Оуэн поспешил прочь по остывшим коридорам и вестибюлю, наружу в волглую яркость, пахшую влажной травой и тленьем. В глазах его вскипали слезы. Он так жестоко обходился с Фиби, и столько раз – как же смеет она его любить? Она поймала его в ловушку. Последнее слово осталось за нею.
Оуэну хотелось бы выкашлять из себя эти чувства, как будто он вдохнул в легкие жучка. Определить свои чувства он не мог. Оуэн напился. Проснулся в три часа ночи и принялся плести фантазии о том, как живет под другим именем в стране, которую никогда не видел. Думал, что сам он обезумел – или, во всяком случае, обезумела его жизнь. Жалел, что Фиби вообще родилась на свет.
Миновали выходные Дня труда. Однажды днем Оуэн зашел в пустую спальню Фиби, где у стены стоял портрет Элизабет, возвращенный из больницы. На него Оуэн недоброжелательно уставился. Слишком уж хорошо знал он женщину с картины. Отвлеченность маски превратила ее в неумолимую, неотзывчивую свидетельницу его прошлых ошибок и нынешней беспомощности.
Вслух он произнес:
– Нахер тебя. – Жаль, что ему не хватит выдержки на нее нассать. Вместо этого он на нее плюнул и кончиками пальцев растер плевок по ее лицу. Краска на ощупь была скользкой и жесткой. Оуэн восхитительно ощутил, что в доме он один, как будто дом принадлежит кому-то другому, а он украдкой проник в него, словно вороватый мальчишка.
У окна стоял стол, заваленный косметикой Фиби. Оуэн взял карандаш для подводки глаз и, удовлетворенно хрюкнув, нарисовал синие усы на щеках Элизабет, словно бы выточенных из золотистой слоновой кости. Под мягким кончиком поверхность оставалась тверда. Осмелев, он набрал тюбиков алой, пурпурной и красно-оранжевой помады. Рот и глаза украсил точками, полосами и росчерками. Держа все три тюбика вместе, всю голову окружил завитком жирного цвета.
Ему стало лучше. Он даже посмеялся над собой. Выглянул в окно – через свою лужайку и соседские на темный лесок поблизости, там и сям искаженный прозрачным паром, поднимающимся от жаркого солнца в конце лета. Нашел коробку «Клинекса» и принялся стирать свою пачкотню. Салфетка за салфеткой падала на пол, испятнанная цветами дочкиного рта. Оставшиеся следы он убирал уже намыленной влажной тряпицей.

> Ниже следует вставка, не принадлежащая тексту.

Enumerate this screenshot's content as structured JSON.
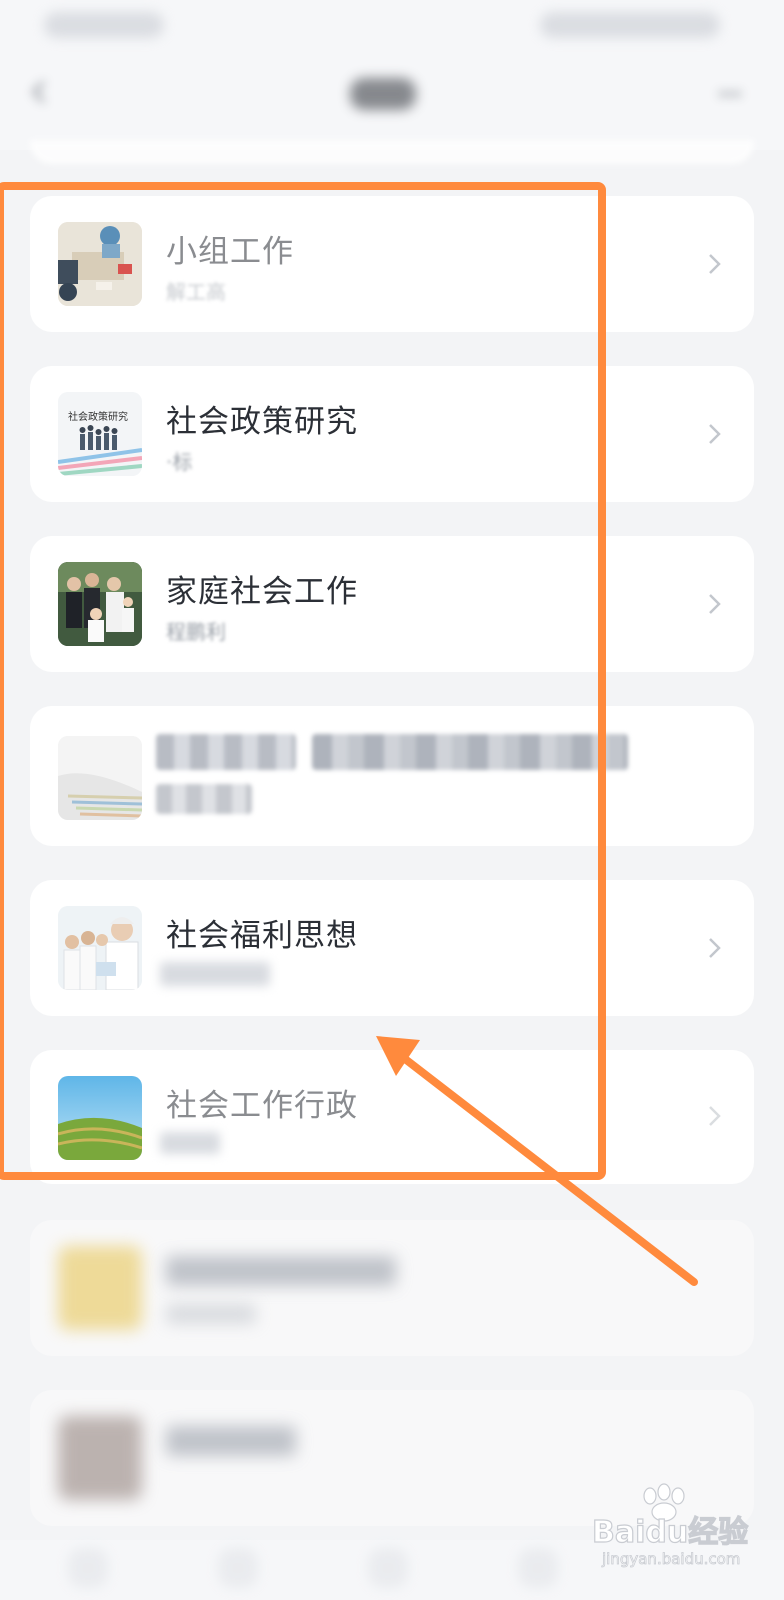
{
  "list": {
    "items": [
      {
        "title": "小组工作",
        "subtitle": "解工高"
      },
      {
        "title": "社会政策研究",
        "subtitle": "·标",
        "thumb_label": "社会政策研究"
      },
      {
        "title": "家庭社会工作",
        "subtitle": "程鹏利"
      },
      {
        "title": "",
        "subtitle": ""
      },
      {
        "title": "社会福利思想",
        "subtitle": ""
      },
      {
        "title": "社会工作行政",
        "subtitle": ""
      }
    ]
  },
  "watermark": {
    "brand": "Baidu经验",
    "url": "jingyan.baidu.com"
  },
  "colors": {
    "highlight": "#ff8a3d",
    "card": "#ffffff",
    "background": "#f3f4f6",
    "title": "#2b2f36"
  }
}
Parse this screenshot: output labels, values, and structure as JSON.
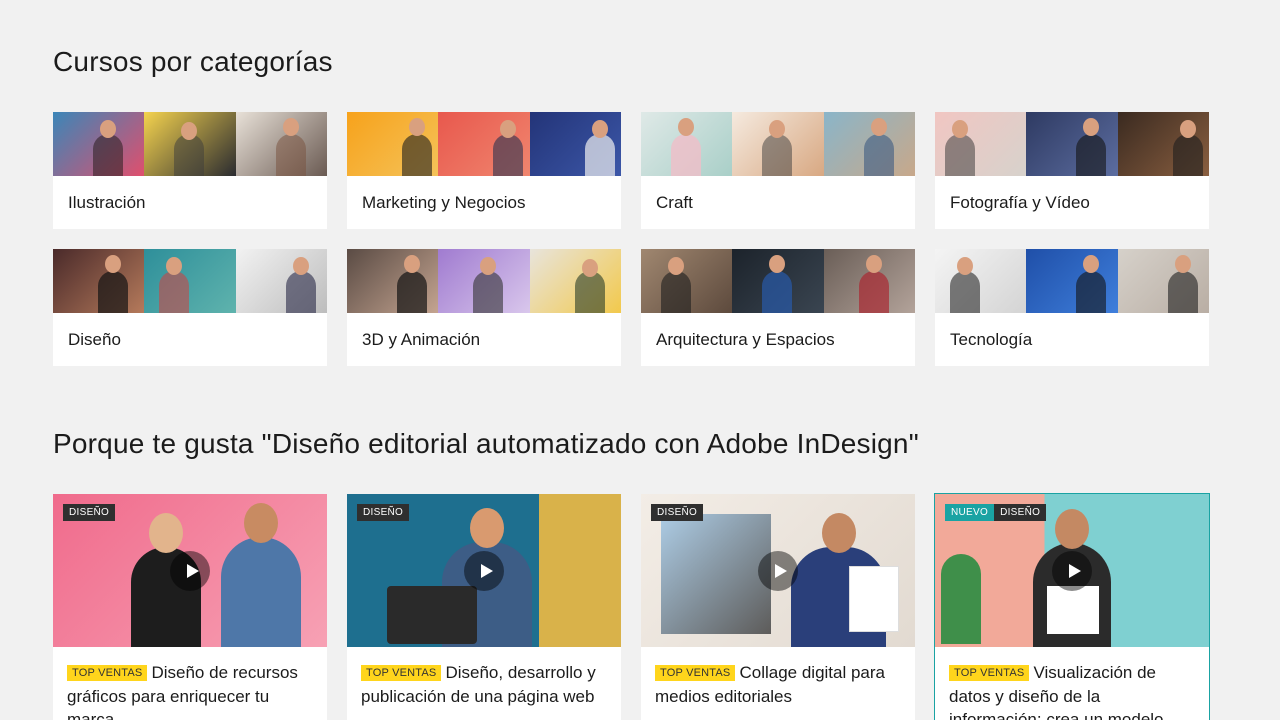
{
  "sections": {
    "categories_title": "Cursos por categorías",
    "recommend_title": "Porque te gusta \"Diseño editorial automatizado con Adobe InDesign\""
  },
  "categories": [
    {
      "label": "Ilustración",
      "colors": [
        "#4a89b6",
        "#2b2e38",
        "#e8e1d8"
      ]
    },
    {
      "label": "Marketing y Negocios",
      "colors": [
        "#f7a21b",
        "#e8584d",
        "#2f3f7f"
      ]
    },
    {
      "label": "Craft",
      "colors": [
        "#cfe3e3",
        "#f2e6d9",
        "#8ab5c9"
      ]
    },
    {
      "label": "Fotografía y Vídeo",
      "colors": [
        "#f1c6c2",
        "#3c4970",
        "#5a4233"
      ]
    },
    {
      "label": "Diseño",
      "colors": [
        "#7b4a3c",
        "#2e8f9a",
        "#d8d8d8"
      ]
    },
    {
      "label": "3D y Animación",
      "colors": [
        "#7a6c64",
        "#a07bd0",
        "#e8e4dc"
      ]
    },
    {
      "label": "Arquitectura y Espacios",
      "colors": [
        "#8b6f5b",
        "#222a33",
        "#a08f86"
      ]
    },
    {
      "label": "Tecnología",
      "colors": [
        "#e9e9e9",
        "#1f4fa8",
        "#d6d1ca"
      ]
    }
  ],
  "courses": [
    {
      "category_badge": "DISEÑO",
      "new_badge": "",
      "tag": "TOP VENTAS",
      "title": "Diseño de recursos gráficos para enriquecer tu marca",
      "colors": [
        "#f06b8c",
        "#f5b3c2"
      ]
    },
    {
      "category_badge": "DISEÑO",
      "new_badge": "",
      "tag": "TOP VENTAS",
      "title": "Diseño, desarrollo y publicación de una página web",
      "colors": [
        "#1e6f8f",
        "#d9b24a"
      ]
    },
    {
      "category_badge": "DISEÑO",
      "new_badge": "",
      "tag": "TOP VENTAS",
      "title": "Collage digital para medios editoriales",
      "colors": [
        "#f3ede6",
        "#e9e2da"
      ]
    },
    {
      "category_badge": "DISEÑO",
      "new_badge": "NUEVO",
      "tag": "TOP VENTAS",
      "title": "Visualización de datos y diseño de la información: crea un modelo",
      "colors": [
        "#f2a999",
        "#7fd0d1"
      ]
    }
  ],
  "icons": {
    "play": "play-icon"
  }
}
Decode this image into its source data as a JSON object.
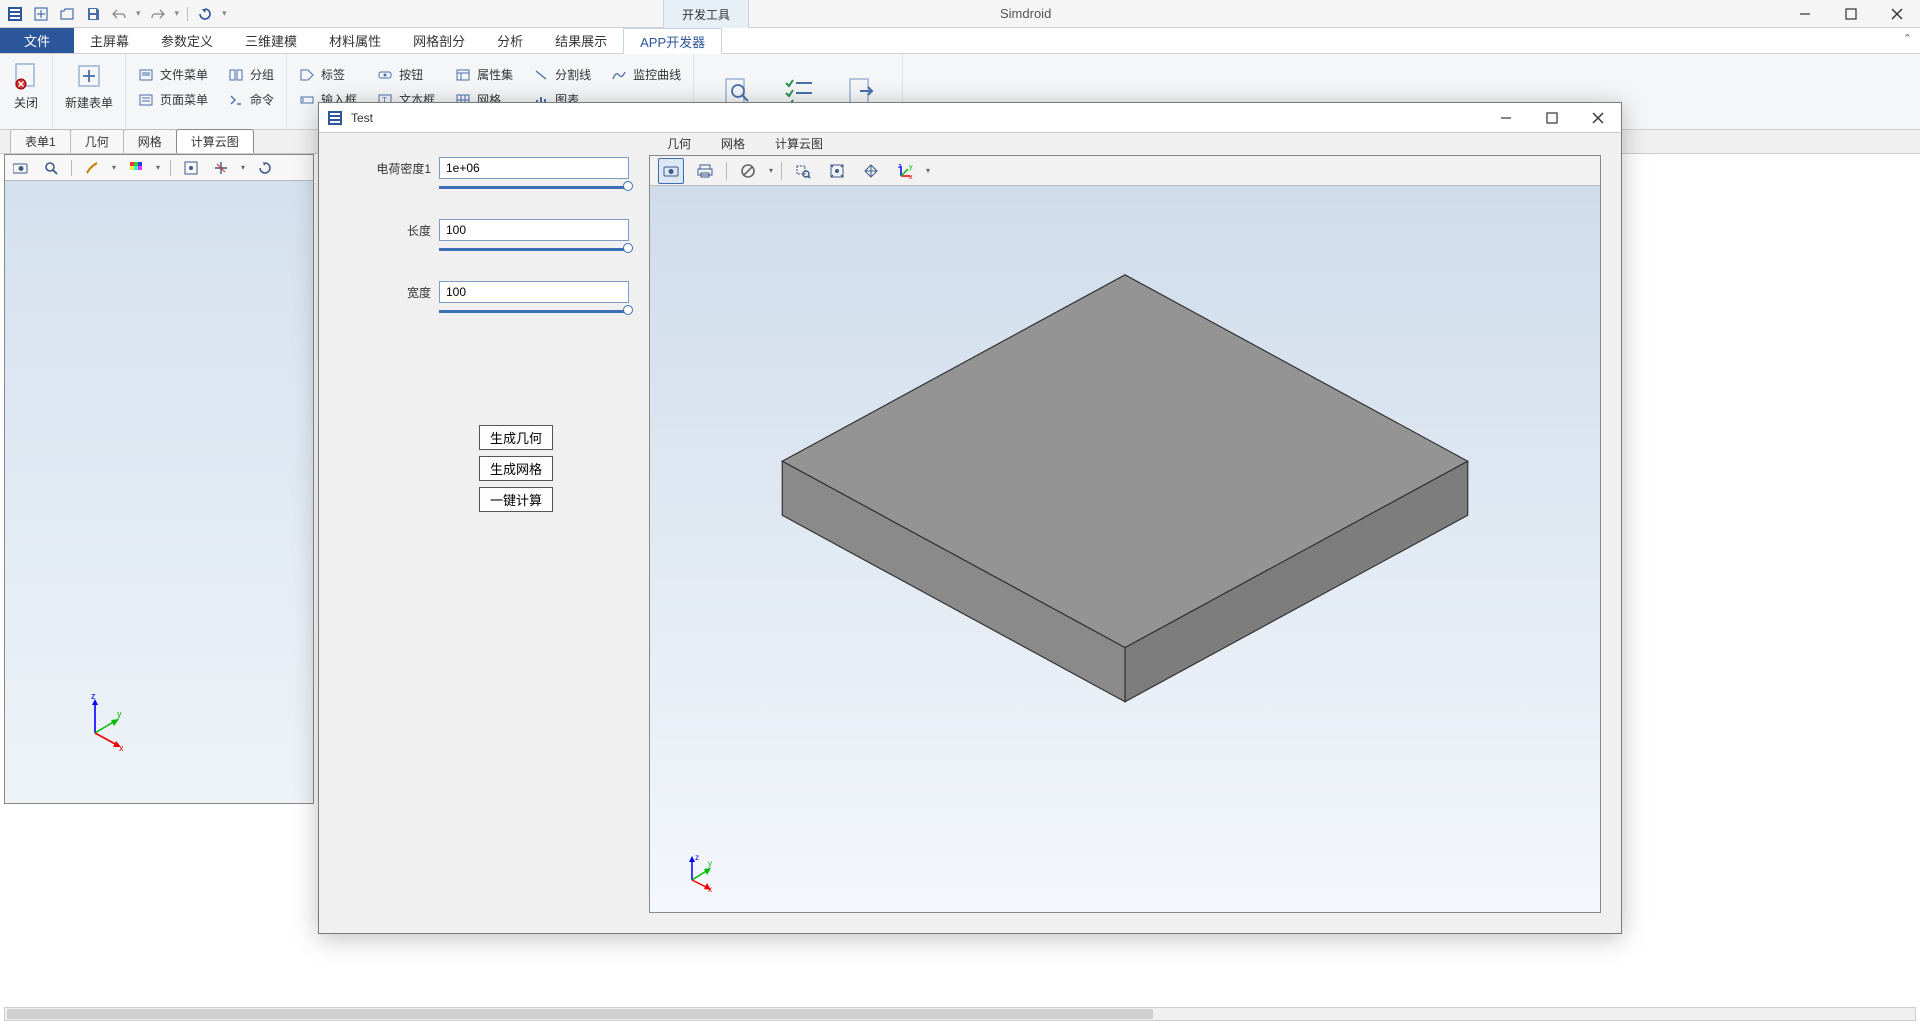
{
  "app": {
    "title": "Simdroid",
    "dev_tools_tab": "开发工具"
  },
  "ribbon": {
    "tabs": [
      "主屏幕",
      "参数定义",
      "三维建模",
      "材料属性",
      "网格剖分",
      "分析",
      "结果展示"
    ],
    "file_tab": "文件",
    "active_tab": "APP开发器",
    "close": "关闭",
    "new_form": "新建表单",
    "small": {
      "file_menu": "文件菜单",
      "page_menu": "页面菜单",
      "group": "分组",
      "command": "命令",
      "label": "标签",
      "input": "输入框",
      "button": "按钮",
      "textbox": "文本框",
      "propset": "属性集",
      "mesh": "网格",
      "split": "分割线",
      "chart": "图表",
      "monitor": "监控曲线"
    }
  },
  "doc_tabs": [
    "表单1",
    "几何",
    "网格",
    "计算云图"
  ],
  "doc_active_index": 3,
  "dialog": {
    "title": "Test",
    "params": [
      {
        "label": "电荷密度1",
        "value": "1e+06"
      },
      {
        "label": "长度",
        "value": "100"
      },
      {
        "label": "宽度",
        "value": "100"
      }
    ],
    "buttons": [
      "生成几何",
      "生成网格",
      "一键计算"
    ],
    "viewer_tabs": [
      "几何",
      "网格",
      "计算云图"
    ]
  }
}
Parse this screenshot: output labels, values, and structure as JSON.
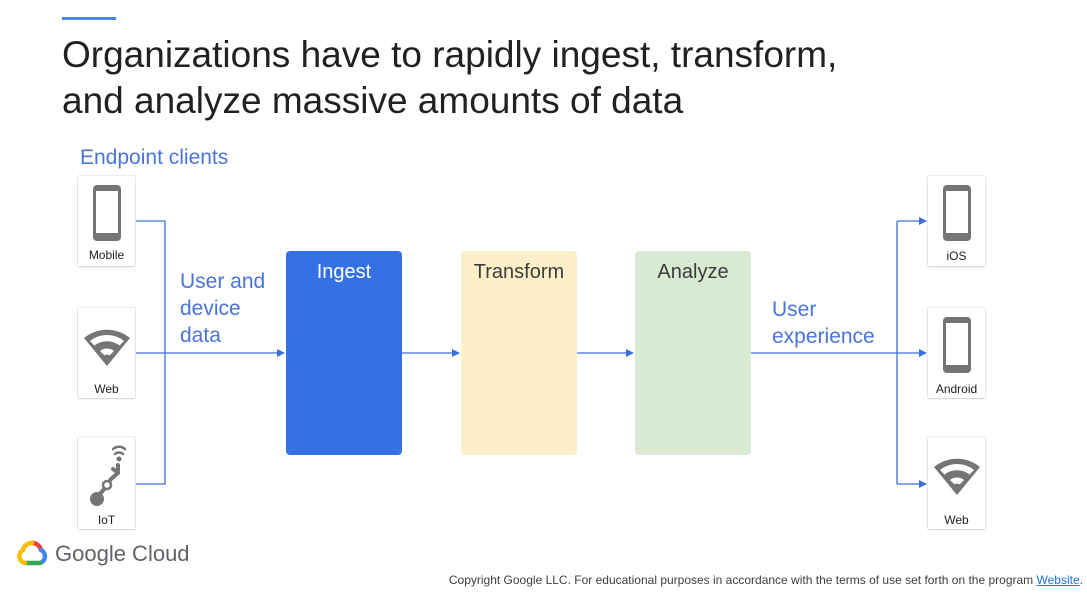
{
  "title": {
    "line1": "Organizations have to rapidly ingest, transform,",
    "line2": "and analyze massive amounts of data"
  },
  "left_section": {
    "heading": "Endpoint clients",
    "clients": [
      {
        "label": "Mobile",
        "icon": "phone-icon"
      },
      {
        "label": "Web",
        "icon": "wifi-icon"
      },
      {
        "label": "IoT",
        "icon": "iot-icon"
      }
    ],
    "flow_label": {
      "line1": "User and",
      "line2": "device",
      "line3": "data"
    }
  },
  "stages": [
    {
      "label": "Ingest",
      "color": "#3471e6"
    },
    {
      "label": "Transform",
      "color": "#fdf0c8"
    },
    {
      "label": "Analyze",
      "color": "#d9ead3"
    }
  ],
  "right_section": {
    "flow_label": {
      "line1": "User",
      "line2": "experience"
    },
    "targets": [
      {
        "label": "iOS",
        "icon": "phone-icon"
      },
      {
        "label": "Android",
        "icon": "phone-icon"
      },
      {
        "label": "Web",
        "icon": "wifi-icon"
      }
    ]
  },
  "colors": {
    "accent": "#4a74d8",
    "line": "#3d6fd8"
  },
  "brand": {
    "name": "Google Cloud"
  },
  "footer": {
    "text": "Copyright Google LLC. For educational purposes in accordance with the terms of use set forth on the program ",
    "link_text": "Website",
    "end": "."
  }
}
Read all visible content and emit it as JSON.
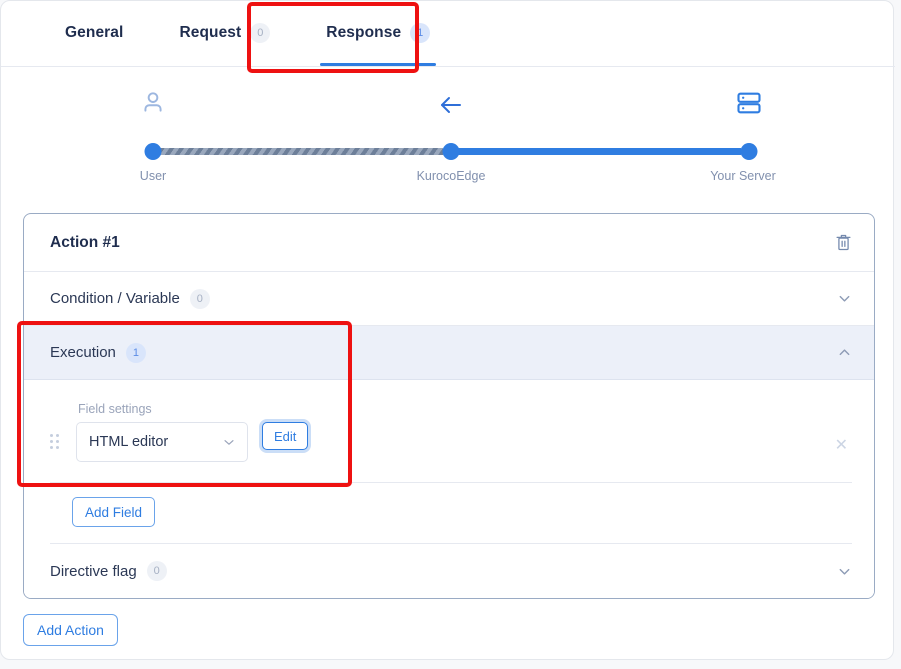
{
  "tabs": [
    {
      "label": "General",
      "badge": null,
      "active": false
    },
    {
      "label": "Request",
      "badge": "0",
      "active": false
    },
    {
      "label": "Response",
      "badge": "1",
      "active": true
    }
  ],
  "flow": {
    "nodes": [
      {
        "label": "User",
        "icon": "user-icon"
      },
      {
        "label": "KurocoEdge",
        "icon": "arrow-left-icon"
      },
      {
        "label": "Your Server",
        "icon": "server-icon"
      }
    ],
    "direction_arrow": "←"
  },
  "action": {
    "title": "Action #1",
    "delete_icon": "trash-icon",
    "sections": [
      {
        "name": "condition-variable",
        "title": "Condition / Variable",
        "badge": "0",
        "open": false,
        "chevron": "chevron-down-icon"
      },
      {
        "name": "execution",
        "title": "Execution",
        "badge": "1",
        "open": true,
        "chevron": "chevron-up-icon"
      },
      {
        "name": "directive-flag",
        "title": "Directive flag",
        "badge": "0",
        "open": false,
        "chevron": "chevron-down-icon"
      }
    ],
    "field": {
      "label": "Field settings",
      "value": "HTML editor",
      "edit_label": "Edit",
      "remove_icon": "close-icon",
      "drag_icon": "drag-handle-icon"
    },
    "add_field_label": "Add Field"
  },
  "add_action_label": "Add Action",
  "colors": {
    "accent": "#2f7de1",
    "annotation": "#ee1111",
    "section_active_bg": "#ecf0f9",
    "badge_active_bg": "#d9e5fb",
    "badge_muted_bg": "#eef1f6"
  }
}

Мыла и воды оказалось далеко не достаточно. Участки побледнее все еще покрывала лиловая или розовая дымка. Чтобы завершить работу, он принес из подвала банку скипидара, порвал на тряпки чистую рубашку и взялся легонько стирать последние пятна. Закончил чистить одну щеку и уже приступал к глазу над ней, когда тряпка его зацепилась за корочку краски вдоль обода глазного яблока. Жженая сиена хлынула в светлую охру глаза. Он стирал ее как мог мягко; в свой черед, охра размазалась по носу. Оуэн выругался. Сходил в ванную и вернулся с зубной щеткой. Обмакнув ее в скипидар, стряхнул и вытер о рукав, чтобы наполовину отжать. Опершись локтем на холст, принялся медленно и кропотливо сметать попавшую не туда краску. Прилежание это ему вполне удавалось, когда с эластичных щетинок слетела бурая крошка и заскользила вниз по вертикальной поверхности. Оуэн машинально ткнул в нее тряпкой, которую держал левой рукой, и под пострадавшим глазом растеклась новая клякса размягченной краски.
Сделав шаг назад, Оуэн увидел, что портрету он нанес серьезный урон. Задумался, как это исправить. Полураздраженно, полушутя сказал себе: эта чертова дрянь – моя, так чего б не получить удовольствие. Намочил тряпки в скипидаре и обеими руками мстительно накинулся на картину. Намочив пигменты правого глаза, он размазал краски по пламенеющим волосам, залезая и в бледный пейзаж над головой Элизабет. Размазанное смахивало на рог. Ну где вы видели однорогую корову? Второй мазок он сделал из другого глаза. Намочил рот и размазал его в мальвовую дымку. Остальное лицо он уничтожил оранжевым с ее волос.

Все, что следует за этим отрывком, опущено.